Thanks for the idea, CofSEZ.
And thank you so much for your support of AlanzosBlog!
Oh , the last comment of yours Alanzo…so true. Being on staff for a year and two months really intensified my cognitive dissonance. I worked in the HGC. I saw the disrespect of the pc´s privacy, the assumed superiority of some staff members and execs(we are not dilettantes), and the general scilo-shittyness behind the public, love-bomby facade of scientology. The experience was stressful and disheartening and, finally, enlightening. After I blew…and was able to decompress…I read voraciously. It was(and is) the usual suspects: Jon Atack, Tony Ortega, Russell Miller, Gerry Armstrong, Arnie Lerma, and a host of other writers and journalists, as well as blogs, message boards, films, youtube videos, etc.
¨Baby¨, who posts at Tony Ortega´s blog, directed me here. Thanks for the timeless truths:)

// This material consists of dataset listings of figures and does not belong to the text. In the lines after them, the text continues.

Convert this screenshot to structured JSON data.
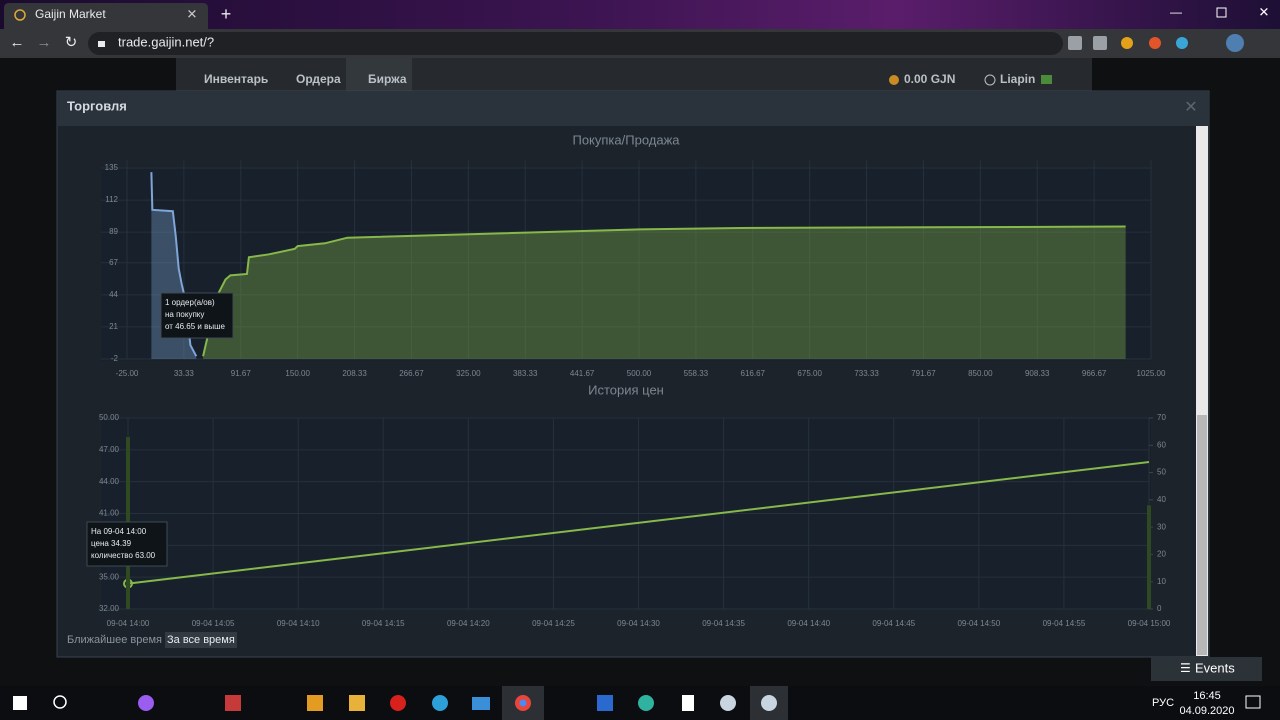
{
  "browser": {
    "tab_title": "Gaijin Market",
    "url": "trade.gaijin.net/?"
  },
  "site_nav": {
    "items": [
      "Инвентарь",
      "Ордера",
      "Биржа"
    ],
    "balance": "0.00 GJN",
    "user": "Liapin"
  },
  "modal": {
    "title": "Торговля",
    "buttons": [
      "Ближайшее время",
      "За все время"
    ]
  },
  "chart_data": [
    {
      "type": "area",
      "title": "Покупка/Продажа",
      "xlim": [
        -25,
        1025
      ],
      "xticks": [
        {
          "value": -25,
          "label": "-25.00"
        },
        {
          "value": 33.33,
          "label": "33.33"
        },
        {
          "value": 91.67,
          "label": "91.67"
        },
        {
          "value": 150,
          "label": "150.00"
        },
        {
          "value": 208.33,
          "label": "208.33"
        },
        {
          "value": 266.67,
          "label": "266.67"
        },
        {
          "value": 325,
          "label": "325.00"
        },
        {
          "value": 383.33,
          "label": "383.33"
        },
        {
          "value": 441.67,
          "label": "441.67"
        },
        {
          "value": 500,
          "label": "500.00"
        },
        {
          "value": 558.33,
          "label": "558.33"
        },
        {
          "value": 616.67,
          "label": "616.67"
        },
        {
          "value": 675,
          "label": "675.00"
        },
        {
          "value": 733.33,
          "label": "733.33"
        },
        {
          "value": 791.67,
          "label": "791.67"
        },
        {
          "value": 850,
          "label": "850.00"
        },
        {
          "value": 908.33,
          "label": "908.33"
        },
        {
          "value": 966.67,
          "label": "966.67"
        },
        {
          "value": 1025,
          "label": "1025.00"
        }
      ],
      "ylim": [
        -2,
        135
      ],
      "yticks": [
        -2,
        21,
        44,
        67,
        89,
        112,
        135
      ],
      "grid": true,
      "series": [
        {
          "color": "#7ea6d8",
          "x": [
            0,
            1,
            22,
            25,
            28,
            31,
            35,
            40,
            46
          ],
          "values": [
            132,
            105,
            104,
            86,
            63,
            52,
            40,
            8,
            0
          ]
        },
        {
          "color": "#86b84a",
          "x": [
            53,
            57,
            65,
            76,
            81,
            98,
            100,
            120,
            147,
            150,
            178,
            201,
            501,
            604,
            999
          ],
          "values": [
            0,
            12,
            40,
            55,
            58,
            59,
            71,
            73,
            77,
            79,
            81,
            85,
            91,
            92,
            93
          ]
        }
      ],
      "tooltip": [
        "1 ордер(а/ов)",
        "на покупку",
        "от 46.65 и выше"
      ]
    },
    {
      "type": "line",
      "title": "История цен",
      "x": [
        "09-04 14:00",
        "09-04 15:00"
      ],
      "xlim": [
        "09-04 14:00",
        "09-04 15:00"
      ],
      "xticks": [
        "09-04 14:00",
        "09-04 14:05",
        "09-04 14:10",
        "09-04 14:15",
        "09-04 14:20",
        "09-04 14:25",
        "09-04 14:30",
        "09-04 14:35",
        "09-04 14:40",
        "09-04 14:45",
        "09-04 14:50",
        "09-04 14:55",
        "09-04 15:00"
      ],
      "ylim": [
        32,
        50
      ],
      "yticks": [
        {
          "value": 32,
          "label": "32.00"
        },
        {
          "value": 35,
          "label": "35.00"
        },
        {
          "value": 38,
          "label": "38.00"
        },
        {
          "value": 41,
          "label": "41.00"
        },
        {
          "value": 44,
          "label": "44.00"
        },
        {
          "value": 47,
          "label": "47.00"
        },
        {
          "value": 50,
          "label": "50.00"
        }
      ],
      "y2lim": [
        0,
        70
      ],
      "y2ticks": [
        0,
        10,
        20,
        30,
        40,
        50,
        60,
        70
      ],
      "grid": true,
      "series": [
        {
          "color": "#86b84a",
          "values": [
            34.39,
            45.85
          ]
        },
        {
          "type": "bar",
          "axis": "y2",
          "color": "#2f4a22",
          "values": [
            63,
            38
          ]
        }
      ],
      "tooltip": [
        "На 09-04 14:00",
        "цена 34.39",
        "количество 63.00"
      ]
    }
  ],
  "events_button": "Events",
  "taskbar": {
    "language": "РУС",
    "time": "16:45",
    "date": "04.09.2020"
  }
}
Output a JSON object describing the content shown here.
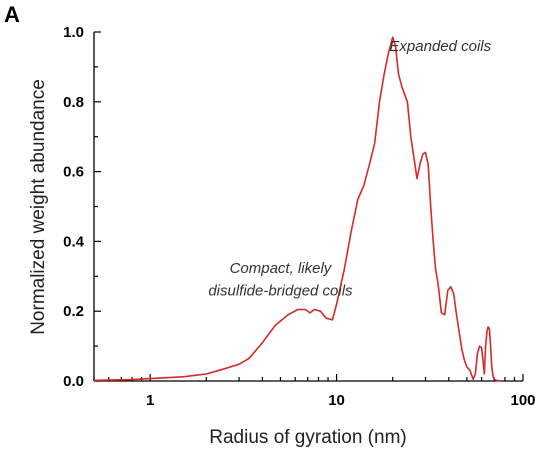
{
  "panel_label": "A",
  "chart_data": {
    "type": "line",
    "title": "",
    "xlabel": "Radius of gyration (nm)",
    "ylabel": "Normalized weight abundance",
    "xscale": "log",
    "xlim": [
      0.5,
      100
    ],
    "ylim": [
      0,
      1.0
    ],
    "xticks": [
      {
        "value": 1,
        "label": "1"
      },
      {
        "value": 10,
        "label": "10"
      },
      {
        "value": 100,
        "label": "100"
      }
    ],
    "yticks": [
      {
        "value": 0.0,
        "label": "0.0"
      },
      {
        "value": 0.2,
        "label": "0.2"
      },
      {
        "value": 0.4,
        "label": "0.4"
      },
      {
        "value": 0.6,
        "label": "0.6"
      },
      {
        "value": 0.8,
        "label": "0.8"
      },
      {
        "value": 1.0,
        "label": "1.0"
      }
    ],
    "grid": false,
    "series": [
      {
        "color": "#d42a2a",
        "x": [
          0.5,
          0.8,
          1.0,
          1.5,
          2.0,
          2.5,
          3.0,
          3.4,
          4.0,
          4.7,
          5.5,
          6.2,
          6.8,
          7.2,
          7.6,
          8.2,
          8.8,
          9.5,
          10.0,
          11.0,
          12.0,
          13.0,
          14.0,
          15.0,
          16.0,
          17.0,
          18.0,
          19.0,
          20.0,
          20.7,
          21.5,
          22.5,
          24.0,
          25.0,
          26.0,
          27.0,
          28.0,
          29.0,
          30.0,
          31.0,
          32.0,
          33.0,
          34.0,
          35.0,
          36.5,
          38.0,
          39.5,
          41.0,
          42.5,
          44.0,
          45.5,
          47.0,
          48.5,
          50.0,
          52.0,
          54.0,
          55.5,
          57.0,
          58.5,
          60.0,
          61.0,
          62.0,
          63.0,
          64.0,
          65.0,
          66.0,
          67.0,
          68.0,
          69.0,
          70.0,
          72.0,
          74.0,
          77.0
        ],
        "y": [
          0.002,
          0.004,
          0.007,
          0.012,
          0.02,
          0.035,
          0.048,
          0.065,
          0.11,
          0.16,
          0.19,
          0.205,
          0.205,
          0.195,
          0.205,
          0.2,
          0.18,
          0.175,
          0.22,
          0.32,
          0.43,
          0.52,
          0.56,
          0.62,
          0.68,
          0.8,
          0.88,
          0.94,
          0.985,
          0.96,
          0.88,
          0.84,
          0.8,
          0.7,
          0.64,
          0.58,
          0.62,
          0.65,
          0.655,
          0.62,
          0.5,
          0.4,
          0.32,
          0.28,
          0.195,
          0.19,
          0.26,
          0.27,
          0.25,
          0.19,
          0.14,
          0.09,
          0.06,
          0.04,
          0.03,
          0.005,
          0.02,
          0.08,
          0.1,
          0.095,
          0.06,
          0.02,
          0.1,
          0.14,
          0.155,
          0.15,
          0.1,
          0.04,
          0.015,
          0.005,
          0.002,
          0.001,
          0.0
        ]
      }
    ],
    "annotations": [
      {
        "text": "Expanded coils",
        "x": 36.0,
        "y": 0.945,
        "anchor": "middle"
      },
      {
        "text": "Compact, likely",
        "x": 5.0,
        "y": 0.31,
        "anchor": "middle"
      },
      {
        "text": "disulfide-bridged coils",
        "x": 5.0,
        "y": 0.245,
        "anchor": "middle"
      }
    ]
  }
}
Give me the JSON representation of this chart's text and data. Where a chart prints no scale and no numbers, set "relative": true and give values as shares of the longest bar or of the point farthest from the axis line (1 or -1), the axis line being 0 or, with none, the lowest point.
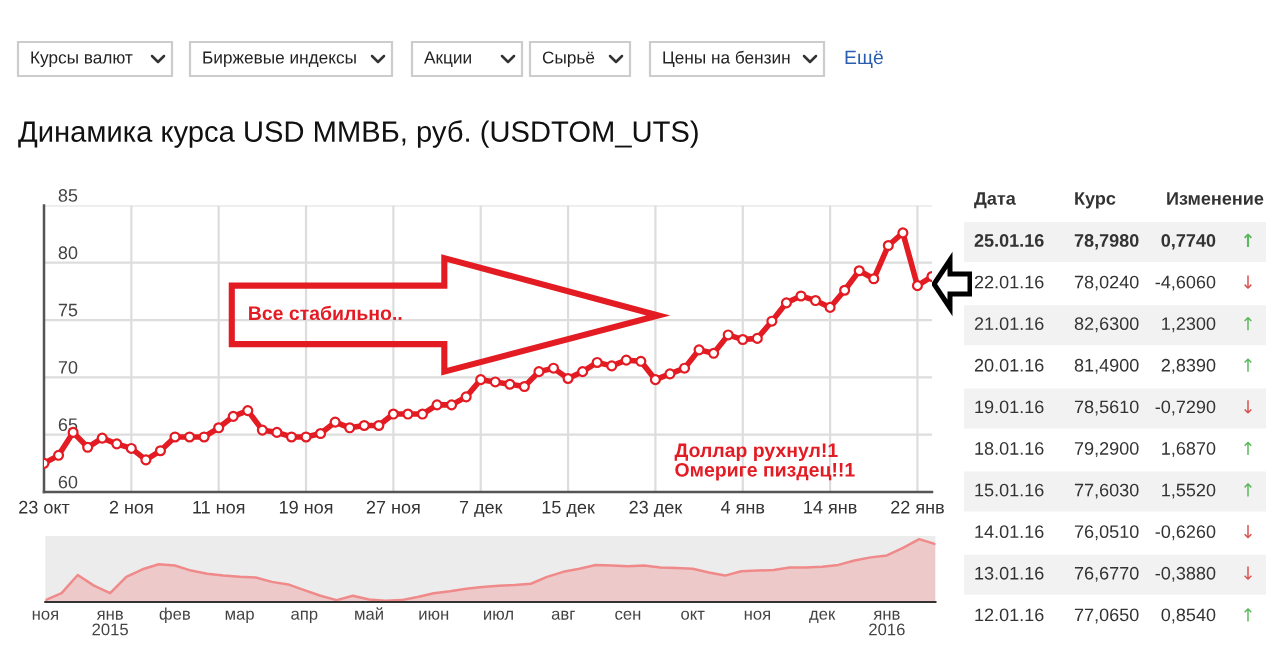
{
  "chart_data": [
    {
      "type": "other",
      "annotations": [
        "Курсы валют",
        "Биржевые индексы",
        "Акции",
        "Сырьё",
        "Цены на бензин",
        "Ещё"
      ]
    },
    {
      "type": "line",
      "title": "Динамика курса USD ММВБ, руб. (USDTOM_UTS)",
      "categories": [
        "23 окт",
        null,
        null,
        null,
        null,
        null,
        "2 ноя",
        null,
        null,
        null,
        null,
        null,
        "11 ноя",
        null,
        null,
        null,
        null,
        null,
        "19 ноя",
        null,
        null,
        null,
        null,
        null,
        "27 ноя",
        null,
        null,
        null,
        null,
        null,
        "7 дек",
        null,
        null,
        null,
        null,
        null,
        "15 дек",
        null,
        null,
        null,
        null,
        null,
        "23 дек",
        null,
        null,
        null,
        null,
        null,
        "4 янв",
        null,
        null,
        null,
        null,
        null,
        "14 янв",
        null,
        null,
        null,
        null,
        null,
        "22 янв",
        null
      ],
      "series": [
        {
          "color": "#e31b23",
          "values": [
            62.5,
            63.2,
            65.2,
            63.9,
            64.7,
            64.2,
            63.8,
            62.8,
            63.6,
            64.8,
            64.8,
            64.8,
            65.6,
            66.6,
            67.1,
            65.4,
            65.2,
            64.8,
            64.8,
            65.1,
            66.1,
            65.6,
            65.8,
            65.8,
            66.8,
            66.8,
            66.8,
            67.6,
            67.6,
            68.3,
            69.8,
            69.6,
            69.4,
            69.2,
            70.5,
            70.8,
            69.9,
            70.5,
            71.3,
            71.0,
            71.5,
            71.4,
            69.8,
            70.3,
            70.8,
            72.4,
            72.1,
            73.7,
            73.3,
            73.4,
            74.9,
            76.5,
            77.1,
            76.7,
            76.1,
            77.6,
            79.3,
            78.6,
            81.5,
            82.6,
            78.0,
            78.8
          ]
        }
      ],
      "ylim": [
        60,
        85
      ],
      "yticks": [
        60,
        65,
        70,
        75,
        80,
        85
      ],
      "grid": true,
      "marker": "circle",
      "line_style": "solid",
      "annotations": [
        "Все стабильно..",
        "Доллар рухнул!1\nОмериге пиздец!!1"
      ]
    },
    {
      "type": "other",
      "annotations": [
        "Дата",
        "Курс",
        "Изменение",
        "25.01.16",
        "78,7980",
        "0,7740",
        "↑",
        "22.01.16",
        "78,0240",
        "-4,6060",
        "↓",
        "21.01.16",
        "82,6300",
        "1,2300",
        "↑",
        "20.01.16",
        "81,4900",
        "2,8390",
        "↑",
        "19.01.16",
        "78,5610",
        "-0,7290",
        "↓",
        "18.01.16",
        "79,2900",
        "1,6870",
        "↑",
        "15.01.16",
        "77,6030",
        "1,5520",
        "↑",
        "14.01.16",
        "76,0510",
        "-0,6260",
        "↓",
        "13.01.16",
        "76,6770",
        "-0,3880",
        "↓",
        "12.01.16",
        "77,0650",
        "0,8540",
        "↑"
      ],
      "colors": [
        "#5cb85c",
        "#d9534f",
        "#5cb85c",
        "#5cb85c",
        "#d9534f",
        "#5cb85c",
        "#5cb85c",
        "#d9534f",
        "#d9534f",
        "#5cb85c"
      ]
    },
    {
      "type": "area",
      "relative": true,
      "categories": [
        "ноя",
        null,
        null,
        null,
        "янв\n2015",
        null,
        null,
        null,
        "фев",
        null,
        null,
        null,
        "мар",
        null,
        null,
        null,
        "апр",
        null,
        null,
        null,
        "май",
        null,
        null,
        null,
        "июн",
        null,
        null,
        null,
        "июл",
        null,
        null,
        null,
        "авг",
        null,
        null,
        null,
        "сен",
        null,
        null,
        null,
        "окт",
        null,
        null,
        null,
        "ноя",
        null,
        null,
        null,
        "дек",
        null,
        null,
        null,
        "янв\n2016",
        null,
        null,
        null
      ],
      "series": [
        {
          "color": "#f08a8a",
          "values": [
            0.03,
            0.14,
            0.43,
            0.26,
            0.14,
            0.4,
            0.52,
            0.6,
            0.58,
            0.5,
            0.45,
            0.42,
            0.4,
            0.39,
            0.32,
            0.28,
            0.19,
            0.1,
            0.03,
            0.1,
            0.04,
            0.02,
            0.03,
            0.08,
            0.14,
            0.17,
            0.21,
            0.24,
            0.26,
            0.27,
            0.29,
            0.4,
            0.48,
            0.53,
            0.59,
            0.58,
            0.57,
            0.58,
            0.55,
            0.54,
            0.53,
            0.47,
            0.42,
            0.49,
            0.5,
            0.51,
            0.55,
            0.55,
            0.56,
            0.59,
            0.66,
            0.71,
            0.74,
            0.86,
            1.0,
            0.92
          ]
        }
      ]
    }
  ]
}
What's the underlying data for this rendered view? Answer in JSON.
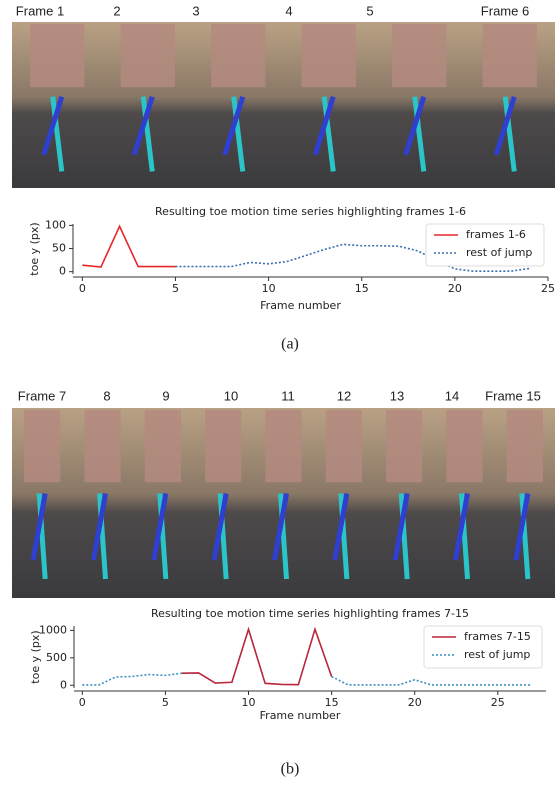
{
  "figure": {
    "panels": [
      {
        "frame_labels": [
          "Frame 1",
          "2",
          "3",
          "4",
          "5",
          "Frame 6"
        ],
        "caption": "(a)"
      },
      {
        "frame_labels": [
          "Frame 7",
          "8",
          "9",
          "10",
          "11",
          "12",
          "13",
          "14",
          "Frame 15"
        ],
        "caption": "(b)"
      }
    ]
  },
  "chart_data": [
    {
      "type": "line",
      "title": "Resulting toe motion time series highlighting frames 1-6",
      "x_label": "Frame number",
      "y_label": "toe y (px)",
      "x": [
        0,
        1,
        2,
        3,
        4,
        5,
        6,
        7,
        8,
        9,
        10,
        11,
        12,
        13,
        14,
        15,
        16,
        17,
        18,
        19,
        20,
        21,
        22,
        23,
        24
      ],
      "series": [
        {
          "name": "frames 1-6",
          "color": "#e8262a",
          "style": "solid",
          "values": [
            14,
            10,
            98,
            11,
            11,
            11,
            null,
            null,
            null,
            null,
            null,
            null,
            null,
            null,
            null,
            null,
            null,
            null,
            null,
            null,
            null,
            null,
            null,
            null,
            null
          ]
        },
        {
          "name": "rest of jump",
          "color": "#3a6fb0",
          "style": "dotted",
          "values": [
            null,
            null,
            null,
            null,
            null,
            11,
            11,
            11,
            11,
            20,
            17,
            22,
            35,
            48,
            59,
            56,
            56,
            55,
            45,
            25,
            6,
            1,
            1,
            1,
            7
          ]
        }
      ],
      "xlim": [
        -0.5,
        25
      ],
      "ylim": [
        -5,
        103
      ],
      "xticks": [
        0,
        5,
        10,
        15,
        20,
        25
      ],
      "yticks": [
        0,
        50,
        100
      ],
      "legend": "upper right"
    },
    {
      "type": "line",
      "title": "Resulting toe motion time series highlighting frames 7-15",
      "x_label": "Frame number",
      "y_label": "toe y (px)",
      "x": [
        0,
        1,
        2,
        3,
        4,
        5,
        6,
        7,
        8,
        9,
        10,
        11,
        12,
        13,
        14,
        15,
        16,
        17,
        18,
        19,
        20,
        21,
        22,
        23,
        24,
        25,
        26,
        27
      ],
      "series": [
        {
          "name": "frames 7-15",
          "color": "#b8283a",
          "style": "solid",
          "values": [
            null,
            null,
            null,
            null,
            null,
            null,
            220,
            225,
            40,
            55,
            1020,
            35,
            15,
            10,
            1020,
            160,
            null,
            null,
            null,
            null,
            null,
            null,
            null,
            null,
            null,
            null,
            null,
            null
          ]
        },
        {
          "name": "rest of jump",
          "color": "#3a8fc0",
          "style": "dotted",
          "values": [
            5,
            5,
            150,
            160,
            195,
            180,
            220,
            null,
            null,
            null,
            null,
            null,
            null,
            null,
            null,
            160,
            5,
            5,
            5,
            5,
            100,
            5,
            5,
            5,
            5,
            5,
            5,
            5
          ]
        }
      ],
      "xlim": [
        -0.5,
        27.9
      ],
      "ylim": [
        -50,
        1080
      ],
      "xticks": [
        0,
        5,
        10,
        15,
        20,
        25
      ],
      "yticks": [
        0,
        500,
        1000
      ],
      "legend": "upper right"
    }
  ]
}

Great post, Al. Truly, the same ideals that got me in – anti-abuse, empiricist, willing to tell the entire world to shove it if I observed something to be true or right, with a strong desire to help people – are the same things that got me out despite all of the lies, manipulation, and flat out coercion I received while volunteering for them.
Good to see you here, Everfree!
Very cool, Alanzo……And good to know you have a blog where I can visit you and your insight on occasion. Cheers Matey 🙂
All right, Carmel!!!
Very good to see you!! Long time no hear from, girl!
I’ve been thinking of writing a post about you as part of the Scientology History series. Stick around. It’s coming in the next few weeks.
For anyone who does not know who Carmel Underwood is – you are in the presence of one of the true stars of the exposure of abuse in Scientology.
I am honored that she stopped by to say hello.
thanks.. so true..it sounded good, but I am better… I got out.. unfortunately my daughter didn’t.